Gericht: Bundesgerichtshof
Beschluss verkündet am 23.10.2008
Aktenzeichen: IX ZB 235/06
Rechtsgebiete: InsO, RpflG


Vorschriften:

InsO § 77 Abs. 2 Satz 2
InsO § 237 Abs. 1 Satz 1
InsO § 253
RpflG § 18 Abs. 3
Die Feststellung der Abstimmungsberechtigung gehört als Vorfrage zur gerichtlichen Stimmrechtsentscheidung, über die das Insolvenzgericht abschließend zu entscheiden hat.
BUNDESGERICHTSHOF BESCHLUSS

IX ZB 235/06

vom 23. Oktober 2008

in dem Insolvenzverfahren

Der IX. Zivilsenat des Bundesgerichtshofs hat durch den Vorsitzenden Richter Dr. Ganter und die Richter Raebel, Prof. Dr. Kayser, die Richterin Lohmann und den Richter Dr. Pape

am 23. Oktober 2008

beschlossen:

Tenor:

Die Rechtsbeschwerden gegen den Beschluss der 26. Zivilkammer des Landgerichts Hamburg vom 1. Dezember 2006 werden als unzulässig verworfen.

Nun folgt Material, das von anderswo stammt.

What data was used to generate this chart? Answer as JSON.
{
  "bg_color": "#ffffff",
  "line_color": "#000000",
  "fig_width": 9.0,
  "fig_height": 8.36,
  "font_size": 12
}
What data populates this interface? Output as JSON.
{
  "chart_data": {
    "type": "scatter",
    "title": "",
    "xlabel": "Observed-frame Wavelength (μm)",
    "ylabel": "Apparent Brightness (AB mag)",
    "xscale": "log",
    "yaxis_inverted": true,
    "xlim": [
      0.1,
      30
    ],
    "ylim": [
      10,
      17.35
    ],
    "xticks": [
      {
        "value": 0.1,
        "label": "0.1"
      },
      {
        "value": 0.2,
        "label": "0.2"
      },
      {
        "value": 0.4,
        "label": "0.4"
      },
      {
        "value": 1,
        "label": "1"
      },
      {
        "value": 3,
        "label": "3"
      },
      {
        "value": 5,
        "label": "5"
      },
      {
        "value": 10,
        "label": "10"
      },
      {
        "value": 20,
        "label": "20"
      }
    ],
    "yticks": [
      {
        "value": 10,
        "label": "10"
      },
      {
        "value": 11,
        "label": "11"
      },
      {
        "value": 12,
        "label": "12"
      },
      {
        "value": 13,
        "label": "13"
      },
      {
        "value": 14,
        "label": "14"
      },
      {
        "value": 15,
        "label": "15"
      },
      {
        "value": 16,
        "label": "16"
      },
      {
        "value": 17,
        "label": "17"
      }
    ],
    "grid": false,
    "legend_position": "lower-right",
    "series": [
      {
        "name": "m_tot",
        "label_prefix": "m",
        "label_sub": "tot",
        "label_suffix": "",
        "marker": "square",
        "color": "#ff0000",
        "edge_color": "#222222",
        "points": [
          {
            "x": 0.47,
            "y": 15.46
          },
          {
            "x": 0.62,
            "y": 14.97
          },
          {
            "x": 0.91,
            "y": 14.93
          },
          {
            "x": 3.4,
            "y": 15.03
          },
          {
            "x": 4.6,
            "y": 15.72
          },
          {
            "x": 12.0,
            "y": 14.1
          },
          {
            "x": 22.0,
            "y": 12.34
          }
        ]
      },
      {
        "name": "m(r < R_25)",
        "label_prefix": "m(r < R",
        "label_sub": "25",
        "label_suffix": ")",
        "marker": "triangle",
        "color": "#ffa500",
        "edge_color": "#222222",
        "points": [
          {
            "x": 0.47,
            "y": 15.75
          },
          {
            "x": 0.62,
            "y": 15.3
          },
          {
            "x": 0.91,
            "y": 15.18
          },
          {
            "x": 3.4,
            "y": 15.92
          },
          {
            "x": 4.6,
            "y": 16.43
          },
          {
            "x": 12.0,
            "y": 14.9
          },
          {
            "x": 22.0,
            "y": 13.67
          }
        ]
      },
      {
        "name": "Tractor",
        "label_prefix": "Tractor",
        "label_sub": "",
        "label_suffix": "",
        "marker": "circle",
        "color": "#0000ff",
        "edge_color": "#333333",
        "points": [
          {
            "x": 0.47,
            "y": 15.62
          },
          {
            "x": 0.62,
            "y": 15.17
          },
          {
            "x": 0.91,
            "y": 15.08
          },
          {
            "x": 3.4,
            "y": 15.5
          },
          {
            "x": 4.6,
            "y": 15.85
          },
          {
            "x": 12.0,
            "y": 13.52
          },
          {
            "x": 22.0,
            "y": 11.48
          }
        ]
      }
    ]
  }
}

Die Kosten des Rechtsbeschwerdeverfahrens haben der Schuldner zu 9/10 und die weitere Beteiligte zu 2 zu 1/10 zu tragen.

Gründe:

I.

In dem am 14. Februar 2006 eröffneten, in Eigenverwaltung geführten Insolvenzverfahren reichte der durch Rechtsanwälte W. und F. anwaltlich vertretene Schuldner unter dem 21. März 2006 den Entwurf eines Insolvenzplans ein, den das Insolvenzgericht am 1. Juni 2006 zur Abstimmung stellte. Rechtsanwalt W. erschien in dem Termin als schuldnerischer Verfahrensbevollmächtigter und zugleich in eigener Sache als Gläubiger zur laufenden Nr. 21. Der ebenfalls erschienene Rechtsanwalt We. , welcher der Sozietät W. und F. angehört, legte für 84 Gläubiger Stimmrechtsvollmachten vor, welche die Rechtspflegerin als unwirksam ansah, weil die Anwaltssozietät nicht gleichzeitig den Schuldner sowie Gläubiger vertreten könne (§ 43a Abs. 4 BRAO). Eine Einigung der Gläubiger über die Stimmrechte kam nicht zustande. Die Rechtspflegerin setzte daraufhin die Stimmrechte der erschienenen und vertretenen Gläubiger fest. Zu ihnen gehörte die in Insolvenz befindliche E. T. H. AG, deren Verwaltungsrat der Schuldner war. Für die nicht persönlich erschienenen, vollmachtlos vertretenen Gläubiger lehnte die Rechtspflegerin die Festsetzung eines Stimmrechtes ab. Die Abstimmung über den Planentwurf ergab danach in zwei der drei Gruppen nicht die erforderliche Mehrheit. Den von dem Verfahrensbevollmächtigten der vollmachtlos vertretenen 84 Gläubiger sowie von Rechtsanwalt W. in eigener Sache im Termin gestellten Antrag auf richterliche Neufestsetzung (§ 18 Abs. 3 Satz 2 RPflG) lehnte der Richter des Insolvenzgerichts ab.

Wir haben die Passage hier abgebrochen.